One could expound endlessly on Better Call Saul’s virtues as a piece of television, and many have already. But the freshness of its take on law is the real diamond in the ruff. It might not even be noticeable until one sets Better Call Saul next to Law & Order. But when one does look at them side by side, it becomes instantly clear what a cheap cop-out Dick Wolfism really is. The excuse given for offering unrealistic melodramas is that they are more watchable. Nobody wants to see a public defender negotiating with the court clerk over his fee, a prosecutor forgetting which defendant he is offering a plea bargain to, or a two-bit lawyer scribbling a motion on toilet paper.

Better Call Saul proves that this is nonsense.
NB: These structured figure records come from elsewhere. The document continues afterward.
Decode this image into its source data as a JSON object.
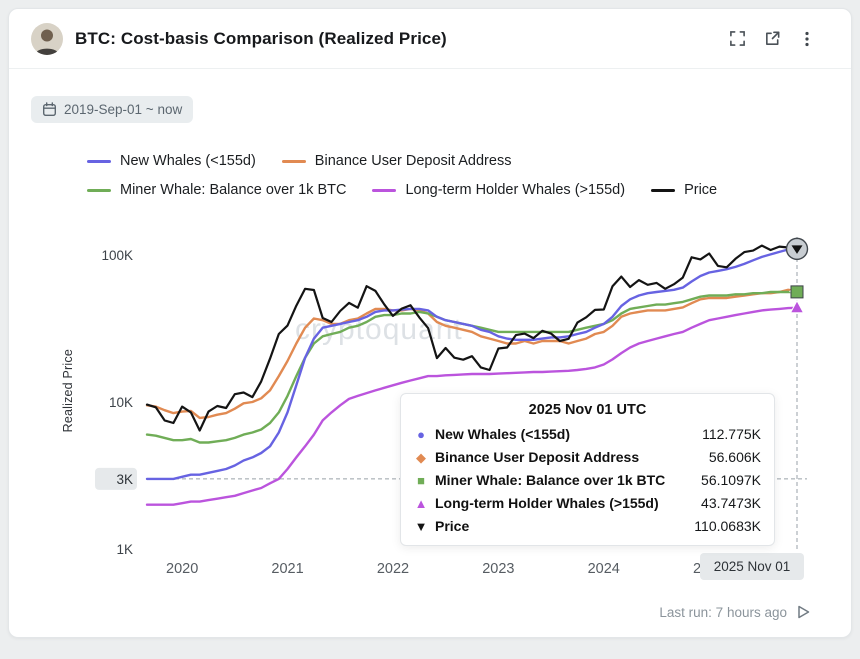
{
  "header": {
    "title": "BTC: Cost-basis Comparison (Realized Price)",
    "icons": {
      "fullscreen": "fullscreen-icon",
      "open_external": "open-external-icon",
      "menu": "kebab-menu-icon"
    }
  },
  "date_range": "2019-Sep-01 ~ now",
  "legend": [
    {
      "label": "New Whales (<155d)",
      "color": "#6763e2"
    },
    {
      "label": "Binance User Deposit Address",
      "color": "#e18a52"
    },
    {
      "label": "Miner Whale: Balance over 1k BTC",
      "color": "#70ad57"
    },
    {
      "label": "Long-term Holder Whales (>155d)",
      "color": "#bb54dd"
    },
    {
      "label": "Price",
      "color": "#141414"
    }
  ],
  "y_axis": {
    "label": "Realized Price",
    "ticks": [
      {
        "label": "100K",
        "value": 100
      },
      {
        "label": "10K",
        "value": 10
      },
      {
        "label": "1K",
        "value": 1
      }
    ],
    "pointer": {
      "label": "3K",
      "value": 3
    }
  },
  "x_axis": {
    "ticks": [
      {
        "label": "2020",
        "month_index": 4
      },
      {
        "label": "2021",
        "month_index": 16
      },
      {
        "label": "2022",
        "month_index": 28
      },
      {
        "label": "2023",
        "month_index": 40
      },
      {
        "label": "2024",
        "month_index": 52
      },
      {
        "label": "2025",
        "month_index": 64
      }
    ],
    "pointer": {
      "label": "2025 Nov 01",
      "month_index": 74
    }
  },
  "tooltip": {
    "title": "2025 Nov 01 UTC",
    "rows": [
      {
        "marker": "●",
        "color": "#6763e2",
        "label": "New Whales (<155d)",
        "value": "112.775K"
      },
      {
        "marker": "◆",
        "color": "#e18a52",
        "label": "Binance User Deposit Address",
        "value": "56.606K"
      },
      {
        "marker": "■",
        "color": "#70ad57",
        "label": "Miner Whale: Balance over 1k BTC",
        "value": "56.1097K"
      },
      {
        "marker": "▲",
        "color": "#bb54dd",
        "label": "Long-term Holder Whales (>155d)",
        "value": "43.7473K"
      },
      {
        "marker": "▼",
        "color": "#141414",
        "label": "Price",
        "value": "110.0683K"
      }
    ]
  },
  "watermark": "cryptoquant",
  "footer": {
    "last_run": "Last run: 7 hours ago"
  },
  "chart_data": {
    "type": "line",
    "title": "BTC: Cost-basis Comparison (Realized Price)",
    "ylabel": "Realized Price",
    "y_scale": "log",
    "y_unit": "thousand USD",
    "ylim_k": [
      1,
      130
    ],
    "x_start": "2019-09",
    "x_end": "2025-11",
    "x_interval": "month",
    "legend_position": "top",
    "grid": false,
    "series": [
      {
        "name": "New Whales (<155d)",
        "color": "#6763e2",
        "end_marker": "circle",
        "values": [
          3,
          3,
          3,
          3,
          3.1,
          3.2,
          3.2,
          3.3,
          3.4,
          3.5,
          3.7,
          4,
          4.2,
          4.5,
          5,
          6.2,
          8.5,
          13,
          20,
          27,
          32,
          33,
          34,
          35,
          36,
          38,
          41,
          42,
          42,
          42.5,
          43,
          43,
          42,
          38,
          36,
          35,
          34,
          33,
          31,
          30,
          28,
          27,
          26.5,
          26.5,
          26.5,
          27,
          27.5,
          27.5,
          28,
          29,
          30,
          32,
          34,
          38,
          45,
          50,
          53,
          55,
          56,
          57,
          58,
          60,
          66,
          72,
          76,
          78,
          80,
          83,
          87,
          92,
          97,
          101,
          105,
          109,
          112.775
        ]
      },
      {
        "name": "Binance User Deposit Address",
        "color": "#e18a52",
        "end_marker": "diamond",
        "values": [
          9.5,
          9.3,
          8.8,
          8.4,
          8.6,
          8.7,
          7.8,
          7.9,
          8.2,
          8.4,
          9,
          9.8,
          10,
          10.6,
          12,
          15,
          19,
          25,
          32,
          37,
          36,
          34,
          34,
          36,
          37,
          40,
          43,
          43,
          42,
          42,
          43,
          42,
          40,
          35,
          33,
          32,
          31,
          30,
          28,
          27,
          26,
          25,
          25,
          26,
          25,
          26,
          26,
          26,
          25,
          26,
          27,
          29,
          30,
          33,
          38,
          40,
          41,
          42,
          42,
          42,
          43,
          44,
          47,
          50,
          51,
          51,
          51,
          52,
          53,
          54,
          55,
          55,
          56,
          58,
          56.606
        ]
      },
      {
        "name": "Miner Whale: Balance over 1k BTC",
        "color": "#70ad57",
        "end_marker": "square",
        "values": [
          6,
          5.9,
          5.7,
          5.5,
          5.5,
          5.6,
          5.3,
          5.3,
          5.4,
          5.5,
          5.7,
          6,
          6.2,
          6.5,
          7.2,
          8.5,
          11,
          15,
          20,
          25,
          28,
          29,
          30,
          32,
          33,
          35,
          38,
          39,
          39,
          40,
          40,
          41,
          40,
          38,
          36,
          35,
          34,
          33,
          32,
          31,
          30,
          30,
          30,
          30,
          30,
          30,
          30,
          30,
          30,
          31,
          32,
          33,
          34,
          36,
          40,
          43,
          44,
          45,
          46,
          46,
          47,
          48,
          50,
          52,
          53,
          53,
          53,
          54,
          54,
          55,
          55,
          56,
          56,
          56,
          56.1097
        ]
      },
      {
        "name": "Long-term Holder Whales (>155d)",
        "color": "#bb54dd",
        "end_marker": "triangle-up",
        "values": [
          2,
          2,
          2,
          2,
          2.05,
          2.1,
          2.1,
          2.15,
          2.2,
          2.25,
          2.3,
          2.4,
          2.5,
          2.6,
          2.8,
          3,
          3.5,
          4.2,
          5,
          6,
          7.5,
          8.5,
          9.5,
          10.5,
          11,
          11.5,
          12,
          12.5,
          13,
          13.5,
          14,
          14.5,
          15,
          15,
          15.2,
          15.3,
          15.4,
          15.5,
          15.5,
          15.5,
          15.6,
          15.7,
          15.8,
          15.9,
          16,
          16,
          16.1,
          16.2,
          16.3,
          16.5,
          16.8,
          17.2,
          18,
          19.5,
          21.5,
          23.5,
          25,
          26,
          27,
          28,
          29,
          30,
          32,
          34,
          36,
          37,
          38,
          39,
          40,
          41,
          42,
          42.5,
          43,
          43.5,
          43.7473
        ]
      },
      {
        "name": "Price",
        "color": "#141414",
        "end_marker": "triangle-down-in-grey-circle",
        "values": [
          9.6,
          9.2,
          7.5,
          7.2,
          9.3,
          8.5,
          6.4,
          8.6,
          9.4,
          9.1,
          11.3,
          11.6,
          10.8,
          13.8,
          19.7,
          29,
          33.1,
          45.2,
          58.9,
          57.8,
          37.3,
          35,
          41.6,
          47.2,
          43.8,
          61.3,
          57,
          46.2,
          38.5,
          43.2,
          45.5,
          37.6,
          31.8,
          19.9,
          23.3,
          20,
          19.4,
          20.5,
          17.2,
          16.5,
          23.1,
          23.5,
          28.5,
          29.2,
          27.2,
          30.5,
          29.2,
          26,
          26.9,
          34.7,
          37.7,
          42.3,
          42.6,
          61.2,
          71.3,
          60.6,
          67.5,
          62.7,
          64.6,
          58.9,
          63.3,
          70.2,
          96.4,
          93.4,
          102.4,
          84.3,
          82.5,
          94.2,
          104.6,
          107.1,
          115.8,
          108.2,
          114,
          112.5,
          110.0683
        ]
      }
    ]
  }
}
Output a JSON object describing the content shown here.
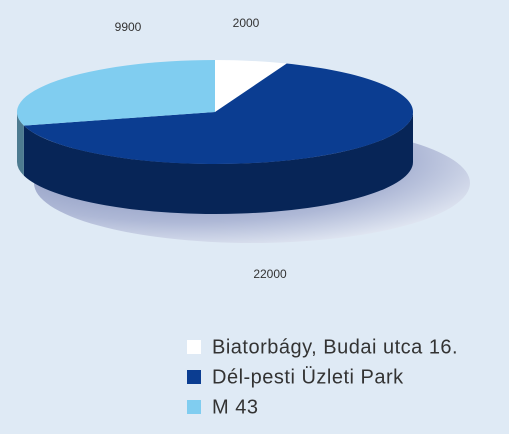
{
  "chart_data": {
    "type": "pie",
    "categories": [
      "Biatorbágy, Budai utca 16.",
      "Dél-pesti Üzleti Park",
      "M 43"
    ],
    "values": [
      2000,
      22000,
      9900
    ],
    "colors": [
      "#ffffff",
      "#0b3d91",
      "#80cdf0"
    ]
  }
}
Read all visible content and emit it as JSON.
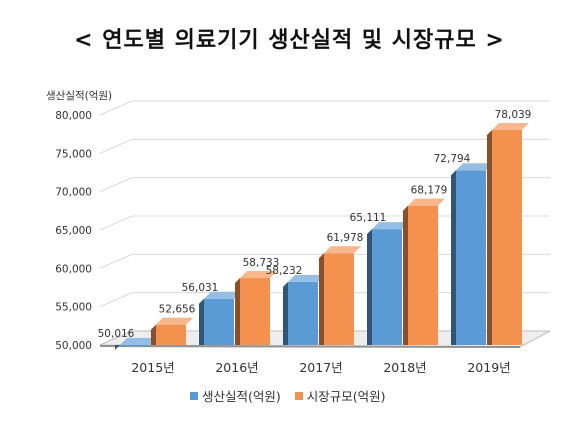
{
  "chart_data": {
    "type": "bar",
    "title": "< 연도별 의료기기 생산실적 및 시장규모 >",
    "ylabel": "생산실적(억원)",
    "xlabel": "",
    "ylim": [
      50000,
      80000
    ],
    "yticks": [
      50000,
      55000,
      60000,
      65000,
      70000,
      75000,
      80000
    ],
    "ytick_labels": [
      "50,000",
      "55,000",
      "60,000",
      "65,000",
      "70,000",
      "75,000",
      "80,000"
    ],
    "categories": [
      "2015년",
      "2016년",
      "2017년",
      "2018년",
      "2019년"
    ],
    "series": [
      {
        "name": "생산실적(억원)",
        "color": "#5b9bd5",
        "values": [
          50016,
          56031,
          58232,
          65111,
          72794
        ],
        "labels": [
          "50,016",
          "56,031",
          "58,232",
          "65,111",
          "72,794"
        ]
      },
      {
        "name": "시장규모(억원)",
        "color": "#f4914e",
        "values": [
          52656,
          58733,
          61978,
          68179,
          78039
        ],
        "labels": [
          "52,656",
          "58,733",
          "61,978",
          "68,179",
          "78,039"
        ]
      }
    ],
    "legend_position": "bottom",
    "grid": true,
    "style": "3d-bar"
  }
}
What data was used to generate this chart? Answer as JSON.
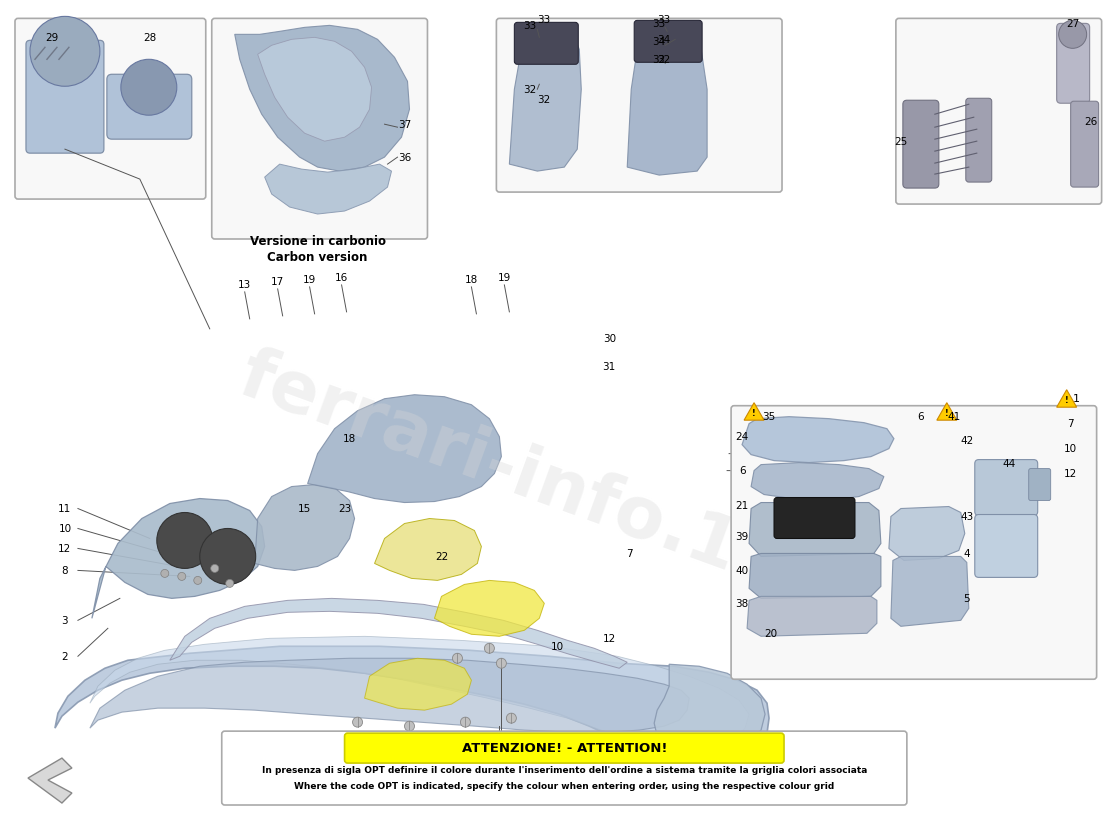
{
  "bg_color": "#ffffff",
  "fig_width": 11.0,
  "fig_height": 8.0,
  "text_color": "#000000",
  "label_fontsize": 7.5,
  "watermark_text": "ferrari-info.1995",
  "watermark_color": "#d0d0d0",
  "warning_header": "ATTENZIONE! - ATTENTION!",
  "warning_line1": "In presenza di sigla OPT definire il colore durante l'inserimento dell'ordine a sistema tramite la griglia colori associata",
  "warning_line2": "Where the code OPT is indicated, specify the colour when entering order, using the respective colour grid",
  "carbon_line1": "Versione in carbonio",
  "carbon_line2": "Carbon version"
}
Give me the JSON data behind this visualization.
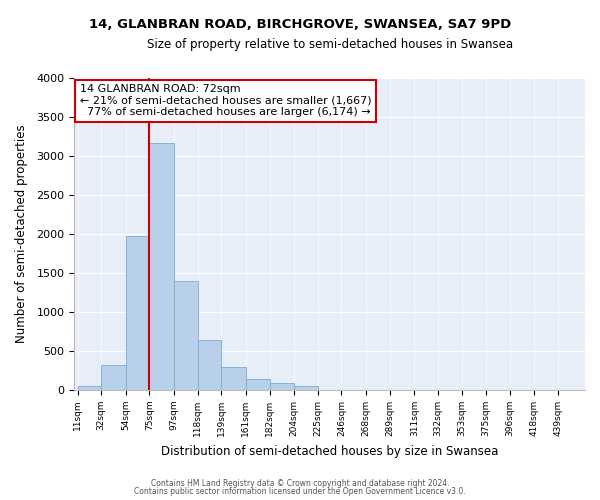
{
  "title": "14, GLANBRAN ROAD, BIRCHGROVE, SWANSEA, SA7 9PD",
  "subtitle": "Size of property relative to semi-detached houses in Swansea",
  "xlabel": "Distribution of semi-detached houses by size in Swansea",
  "ylabel": "Number of semi-detached properties",
  "bin_labels": [
    "11sqm",
    "32sqm",
    "54sqm",
    "75sqm",
    "97sqm",
    "118sqm",
    "139sqm",
    "161sqm",
    "182sqm",
    "204sqm",
    "225sqm",
    "246sqm",
    "268sqm",
    "289sqm",
    "311sqm",
    "332sqm",
    "353sqm",
    "375sqm",
    "396sqm",
    "418sqm",
    "439sqm"
  ],
  "bin_left_edges": [
    11,
    32,
    54,
    75,
    97,
    118,
    139,
    161,
    182,
    204,
    225,
    246,
    268,
    289,
    311,
    332,
    353,
    375,
    396,
    418,
    439
  ],
  "bin_widths": [
    21,
    22,
    21,
    22,
    21,
    21,
    22,
    21,
    22,
    21,
    21,
    22,
    21,
    22,
    21,
    21,
    22,
    21,
    22,
    21,
    21
  ],
  "bar_heights": [
    55,
    325,
    1975,
    3170,
    1400,
    645,
    300,
    140,
    95,
    50,
    5,
    0,
    0,
    0,
    0,
    0,
    0,
    0,
    0,
    0,
    0
  ],
  "bar_color": "#b8d0ea",
  "bar_edgecolor": "#7aadd4",
  "vline_x": 75,
  "vline_color": "#cc0000",
  "annotation_title": "14 GLANBRAN ROAD: 72sqm",
  "annotation_line1": "← 21% of semi-detached houses are smaller (1,667)",
  "annotation_line2": "  77% of semi-detached houses are larger (6,174) →",
  "annotation_box_color": "#cc0000",
  "annotation_bg": "#ffffff",
  "ylim": [
    0,
    4000
  ],
  "yticks": [
    0,
    500,
    1000,
    1500,
    2000,
    2500,
    3000,
    3500,
    4000
  ],
  "bg_color": "#e8eef8",
  "fig_bg_color": "#ffffff",
  "footer1": "Contains HM Land Registry data © Crown copyright and database right 2024.",
  "footer2": "Contains public sector information licensed under the Open Government Licence v3.0."
}
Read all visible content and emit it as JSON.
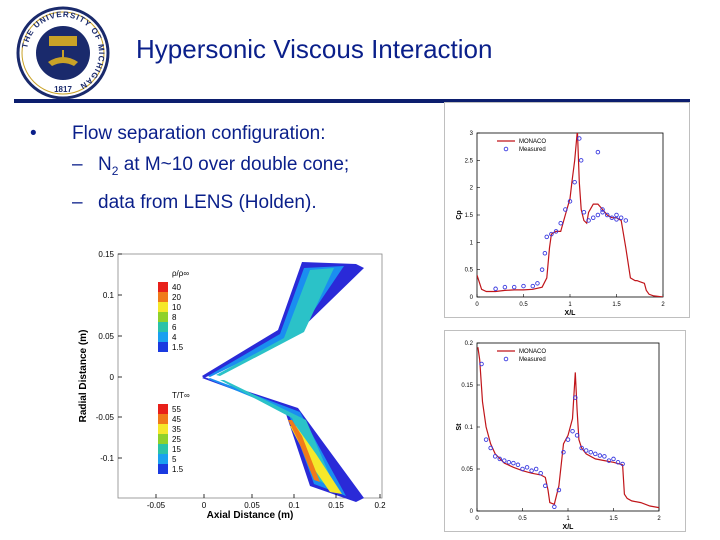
{
  "slide": {
    "title": "Hypersonic Viscous Interaction",
    "bullet_mark": "•",
    "bullet": "Flow separation configuration:",
    "sub_dash": "–",
    "sub1_pre": "N",
    "sub1_sub": "2",
    "sub1_post": " at M~10 over double cone;",
    "sub2": "data from LENS (Holden)."
  },
  "seal": {
    "ring_text": "THE UNIVERSITY OF MICHIGAN",
    "year": "1817",
    "colors": {
      "navy": "#1a2a6c",
      "gold": "#c9a227"
    }
  },
  "contour": {
    "xlabel": "Axial Distance (m)",
    "ylabel": "Radial Distance (m)",
    "xticks": [
      "-0.05",
      "0",
      "0.05",
      "0.1",
      "0.15",
      "0.2"
    ],
    "yticks": [
      "0.15",
      "0.1",
      "0.05",
      "0",
      "-0.05",
      "-0.1"
    ],
    "legend_density_title": "ρ/ρ∞",
    "legend_density": [
      "40",
      "20",
      "10",
      "8",
      "6",
      "4",
      "1.5"
    ],
    "legend_temp_title": "T/T∞",
    "legend_temp": [
      "55",
      "45",
      "35",
      "25",
      "15",
      "5",
      "1.5"
    ],
    "legend_colors": [
      "#e8201a",
      "#f07a1a",
      "#f5e82a",
      "#8fd12b",
      "#2bc2a8",
      "#1aa0f0",
      "#1a3ae0"
    ]
  },
  "chart_data": [
    {
      "type": "line",
      "title": "",
      "xlabel": "X/L",
      "ylabel": "Cp",
      "xlim": [
        0,
        2
      ],
      "ylim": [
        0,
        3
      ],
      "xticks": [
        "0",
        "0.5",
        "1",
        "1.5",
        "2"
      ],
      "yticks": [
        "0",
        "0.5",
        "1",
        "1.5",
        "2",
        "2.5",
        "3"
      ],
      "legend_position": "top",
      "series": [
        {
          "name": "MONACO",
          "style": "line",
          "color": "#c0151a",
          "x": [
            0.0,
            0.05,
            0.1,
            0.2,
            0.3,
            0.4,
            0.5,
            0.6,
            0.7,
            0.75,
            0.78,
            0.8,
            0.85,
            0.9,
            0.95,
            1.0,
            1.02,
            1.05,
            1.08,
            1.1,
            1.12,
            1.15,
            1.18,
            1.2,
            1.25,
            1.3,
            1.35,
            1.4,
            1.45,
            1.5,
            1.55,
            1.6,
            1.65,
            1.7,
            1.72,
            1.75,
            1.8,
            1.82,
            1.85,
            1.9,
            2.0
          ],
          "y": [
            0.4,
            0.14,
            0.1,
            0.1,
            0.12,
            0.13,
            0.13,
            0.14,
            0.18,
            0.35,
            0.9,
            1.15,
            1.2,
            1.2,
            1.5,
            1.8,
            2.1,
            2.5,
            3.05,
            2.1,
            1.6,
            1.4,
            1.35,
            1.55,
            1.7,
            1.7,
            1.6,
            1.5,
            1.45,
            1.45,
            1.4,
            0.9,
            0.35,
            0.3,
            0.3,
            0.28,
            0.25,
            0.12,
            0.05,
            0.02,
            0.0
          ]
        },
        {
          "name": "Measured",
          "style": "markers",
          "color": "#3a3ae0",
          "x": [
            0.2,
            0.3,
            0.4,
            0.5,
            0.6,
            0.65,
            0.7,
            0.73,
            0.75,
            0.8,
            0.85,
            0.9,
            0.95,
            1.0,
            1.05,
            1.1,
            1.12,
            1.15,
            1.2,
            1.25,
            1.3,
            1.35,
            1.4,
            1.45,
            1.5,
            1.55,
            1.6,
            1.3,
            1.35,
            1.5
          ],
          "y": [
            0.15,
            0.18,
            0.18,
            0.2,
            0.2,
            0.25,
            0.5,
            0.8,
            1.1,
            1.15,
            1.2,
            1.35,
            1.6,
            1.75,
            2.1,
            2.9,
            2.5,
            1.55,
            1.4,
            1.45,
            1.5,
            1.6,
            1.5,
            1.45,
            1.5,
            1.45,
            1.4,
            2.65,
            1.55,
            1.42
          ]
        }
      ]
    },
    {
      "type": "line",
      "title": "",
      "xlabel": "X/L",
      "ylabel": "St",
      "xlim": [
        0,
        2
      ],
      "ylim": [
        0,
        0.2
      ],
      "xticks": [
        "0",
        "0.5",
        "1",
        "1.5",
        "2"
      ],
      "yticks": [
        "0",
        "0.05",
        "0.1",
        "0.15",
        "0.2"
      ],
      "legend_position": "top",
      "series": [
        {
          "name": "MONACO",
          "style": "line",
          "color": "#c0151a",
          "x": [
            0.01,
            0.03,
            0.06,
            0.1,
            0.15,
            0.2,
            0.3,
            0.4,
            0.5,
            0.6,
            0.7,
            0.75,
            0.78,
            0.8,
            0.85,
            0.9,
            0.95,
            1.0,
            1.05,
            1.08,
            1.1,
            1.12,
            1.15,
            1.2,
            1.3,
            1.4,
            1.5,
            1.6,
            1.62,
            1.65,
            1.7,
            1.8,
            1.9,
            2.0
          ],
          "y": [
            0.195,
            0.18,
            0.13,
            0.1,
            0.08,
            0.068,
            0.057,
            0.052,
            0.048,
            0.045,
            0.043,
            0.04,
            0.025,
            0.01,
            0.008,
            0.03,
            0.08,
            0.09,
            0.11,
            0.165,
            0.12,
            0.085,
            0.075,
            0.068,
            0.062,
            0.06,
            0.058,
            0.055,
            0.02,
            0.015,
            0.012,
            0.01,
            0.006,
            0.004
          ]
        },
        {
          "name": "Measured",
          "style": "markers",
          "color": "#3a3ae0",
          "x": [
            0.05,
            0.1,
            0.15,
            0.2,
            0.25,
            0.3,
            0.35,
            0.4,
            0.45,
            0.5,
            0.55,
            0.6,
            0.65,
            0.7,
            0.75,
            0.85,
            0.9,
            0.95,
            1.0,
            1.05,
            1.08,
            1.1,
            1.15,
            1.2,
            1.25,
            1.3,
            1.35,
            1.4,
            1.45,
            1.5,
            1.55,
            1.6
          ],
          "y": [
            0.175,
            0.085,
            0.075,
            0.065,
            0.062,
            0.06,
            0.058,
            0.057,
            0.055,
            0.05,
            0.052,
            0.048,
            0.05,
            0.045,
            0.03,
            0.005,
            0.025,
            0.07,
            0.085,
            0.095,
            0.135,
            0.09,
            0.075,
            0.072,
            0.07,
            0.068,
            0.066,
            0.065,
            0.06,
            0.062,
            0.058,
            0.056
          ]
        }
      ]
    }
  ]
}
It’s not that these things are inherently unwatchable, it’s that making grandiose cartoons takes much less effort. Better Call Saul’s realism allows better character building and  an actual opportunity to critique the legal system as it is, from the way plea deals are struck to the methods big law firms use to drown small time clients and lawyers in fees and paper work. Skillful writing, directing, and acting can make the commonplace engrossing. They can shine a spotlight into the dingiest corners, where most of our lives are lived. True art is about showing us what we are rather than reassuring us that we’re what we’d like to think we are. In depicting law in all its dreariness and grime, Better Call Saul puts itself in the class of television that goes beyond mere entertainment and achieves genuine artistic power.